Знакомясь с нравами обитателей долины, я не переставал изумляться всеобщему веселью и тому, сколько восторга и счастья эти люди, не отягощенные заботами, умели получать от самых простых вещей.
Можно ли представить себе серьезных членов нашего общества, наслаждающихся стрельбой из пугачей? А все население долины Тайпи дней десять предавалось этой забаве, визжа от восторга.

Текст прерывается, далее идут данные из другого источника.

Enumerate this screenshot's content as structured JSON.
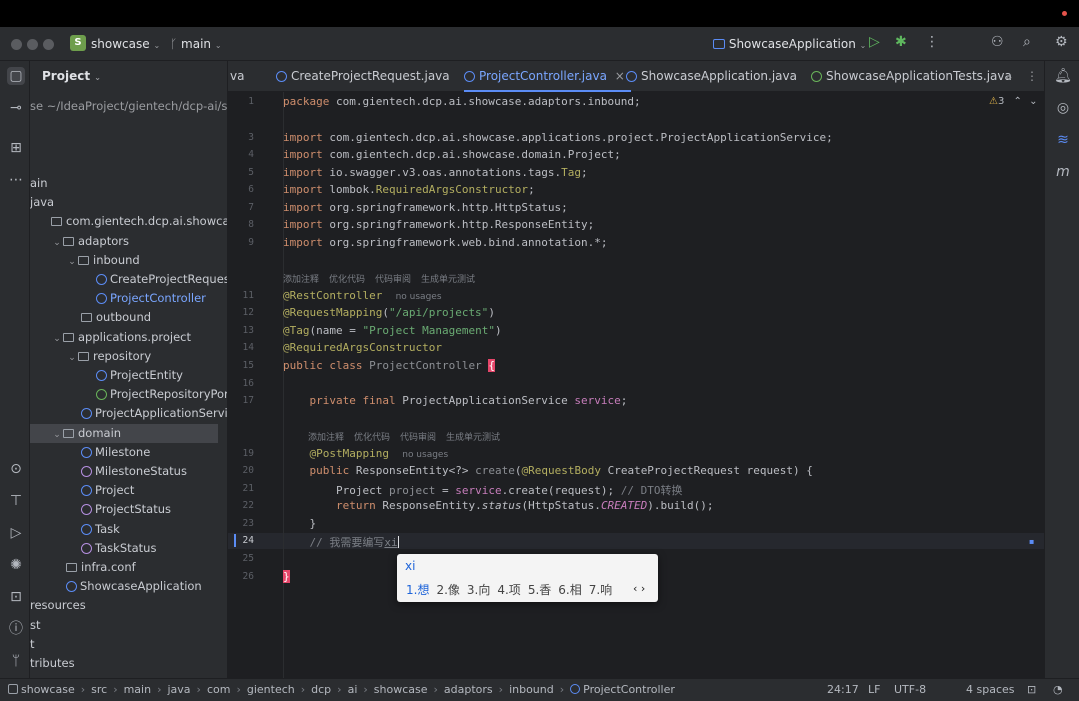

Однажды я играл с забавным маленьким, лет шести, тайпи. Он бегал за мной с длинным бамбуковым шестом и, настигнув, беспощадно им избивал. Я выдернул у него шест и подумал, что из этой палки можно сделать игрушечный мушкет, каким играют дети во всем мире. Я ножом проделал в бамбуке два длинных параллельных желобка, перемычку между ними перерезал, отогнул и зацепил за зарубку. Теперь стоило отпустить полоску бамбука, как любой небольшой предмет, помещенный перед ней, летел по трубке.
Если бы я хоть немного представлял себе, какой успех будет иметь этот мушкет, я получил бы патент на изобретение! Малыш в восторге умчался прочь, и через некоторое время меня обступили туземцы старики, воины, юноши, женщины, девушки, дети – все хотели получить такой мушкет, из бамбуковых палок, которые каждый держал в руках…
Часа три или четыре я, не разгибаясь, мастерил ружья, но потом передал секрет одному сообразительному юноше…
Теперь по всей долине звучали выстрелы и происходили перестрелки и сражения. То засада располагалась в лесу, то в хижине, то за выступом террасы… Зеленые гуавы, семечки, ягоды летели отовсюду, и я начал бояться пасть жертвой собственного изобретения.
Но постепенно увлечение прошло, хотя еще долго в любое время дня можно было слышать в долине выстрелы пугачей.
Когда я покинул судно, на мне была брезентовая матросская обувь, но от лазанья по скалам и по каменным осыпям они пришли в такое состояние, что была уже ни на что не годна. Однако старик Мархейо необычайно ловко приспособил их к делу.